LARGO — A judge on Monday appointed a doctor to evaluate whether Shelby Nealy, who is accused of killing his ex-wife and three of her family members, is competent to stand trial.
Nealy, 27, is unable to help his lawyers with his defense, has “irrational trial strategies” and distrusts his attorneys, according to court documents.
Since he was booked into the Pinellas County jail in February 2019, Nealy had lived mostly in isolation for his own protection and was being treated for a mental health condition.
Recently, one of his attorneys, Pinellas-Pasco Assistant Public Defender Allison Miller, became aware of his deteriorating mental state, Miller wrote in court documents. He was placed in psychiatric isolation and had to be persuaded to take his psychotropic medication.
During a court hearing Monday, Pinellas-Pasco Circuit Judge Joseph Bulone appointed a doctor to evaluate Nealy’s mental state. Should he be deemed incompetent to stand trial, Nealy will be sent to a state mental hospital until his competency is restored.
Nealy will go to trial twice, once for the killing of his ex-wife Jamie Ivancic and again for the slaying of her parents and brother almost a year later. He faces the death penalty in the latter cases.

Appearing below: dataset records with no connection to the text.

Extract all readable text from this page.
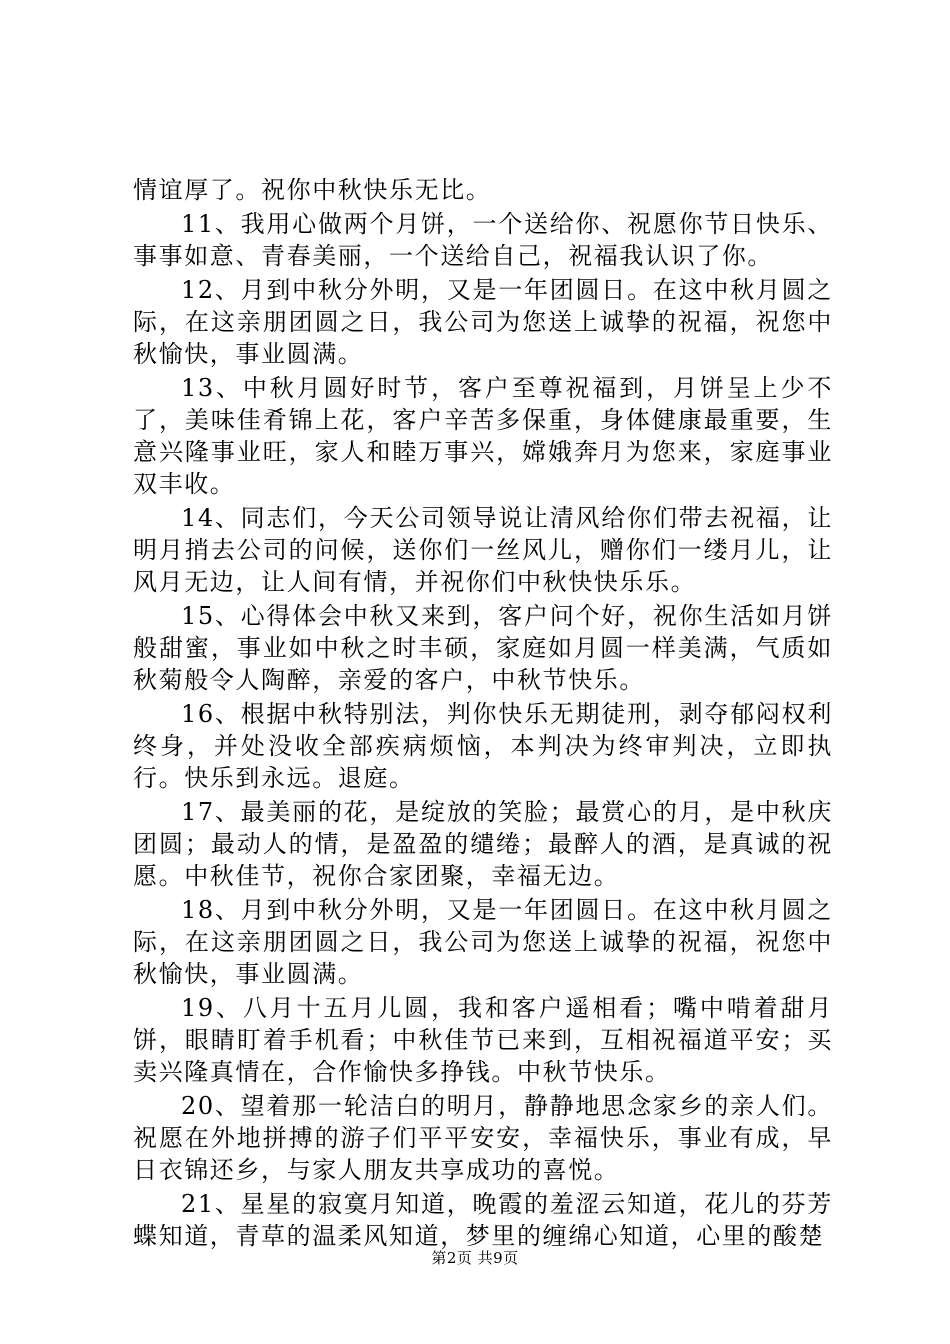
情谊厚了。祝你中秋快乐无比。

11、我用心做两个月饼，一个送给你、祝愿你节日快乐、事事如意、青春美丽，一个送给自己，祝福我认识了你。

12、月到中秋分外明，又是一年团圆日。在这中秋月圆之际，在这亲朋团圆之日，我公司为您送上诚挚的祝福，祝您中秋愉快，事业圆满。

13、中秋月圆好时节，客户至尊祝福到，月饼呈上少不了，美味佳肴锦上花，客户辛苦多保重，身体健康最重要，生意兴隆事业旺，家人和睦万事兴，嫦娥奔月为您来，家庭事业双丰收。

14、同志们，今天公司领导说让清风给你们带去祝福，让明月捎去公司的问候，送你们一丝风儿，赠你们一缕月儿，让风月无边，让人间有情，并祝你们中秋快快乐乐。

15、心得体会中秋又来到，客户问个好，祝你生活如月饼般甜蜜，事业如中秋之时丰硕，家庭如月圆一样美满，气质如秋菊般令人陶醉，亲爱的客户，中秋节快乐。

16、根据中秋特别法，判你快乐无期徒刑，剥夺郁闷权利终身，并处没收全部疾病烦恼，本判决为终审判决，立即执行。快乐到永远。退庭。

17、最美丽的花，是绽放的笑脸；最赏心的月，是中秋庆团圆；最动人的情，是盈盈的缱绻；最醉人的酒，是真诚的祝愿。中秋佳节，祝你合家团聚，幸福无边。

18、月到中秋分外明，又是一年团圆日。在这中秋月圆之际，在这亲朋团圆之日，我公司为您送上诚挚的祝福，祝您中秋愉快，事业圆满。

19、八月十五月儿圆，我和客户遥相看；嘴中啃着甜月饼，眼睛盯着手机看；中秋佳节已来到，互相祝福道平安；买卖兴隆真情在，合作愉快多挣钱。中秋节快乐。

20、望着那一轮洁白的明月，静静地思念家乡的亲人们。祝愿在外地拼搏的游子们平平安安，幸福快乐，事业有成，早日衣锦还乡，与家人朋友共享成功的喜悦。

21、星星的寂寞月知道，晚霞的羞涩云知道，花儿的芬芳蝶知道，青草的温柔风知道，梦里的缠绵心知道，心里的酸楚

第2页 共9页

One trial, in the killing of his ex-wife, is set for August in Pasco County. The other is scheduled for October in Pinellas County. Those trial dates will likely be pushed back if the expert and judge determine Nealy is incompetent to stand trial.
Nealy is accused of killing his ex-wife in January 2018 and burying her in the backyard of the Port Richey home they once shared, according to police. He then posed as her for almost a year in text messages to her family.
As the woman’s family grew suspicious of her whereabouts, Nealy drove in December 2019 to their Tarpon Springs home and bludgeoned the family with a hammer. Their bodies were found New Year’s Day 2019.
Nealy appeared in court Monday morning with a shaved head and wearing orange scrubs. He didn’t speak during the few minutes he was in the courtroom.
EDITOR’S NOTE: An earlier version of this article misstated the cases for which Nealy is facing the death penalty.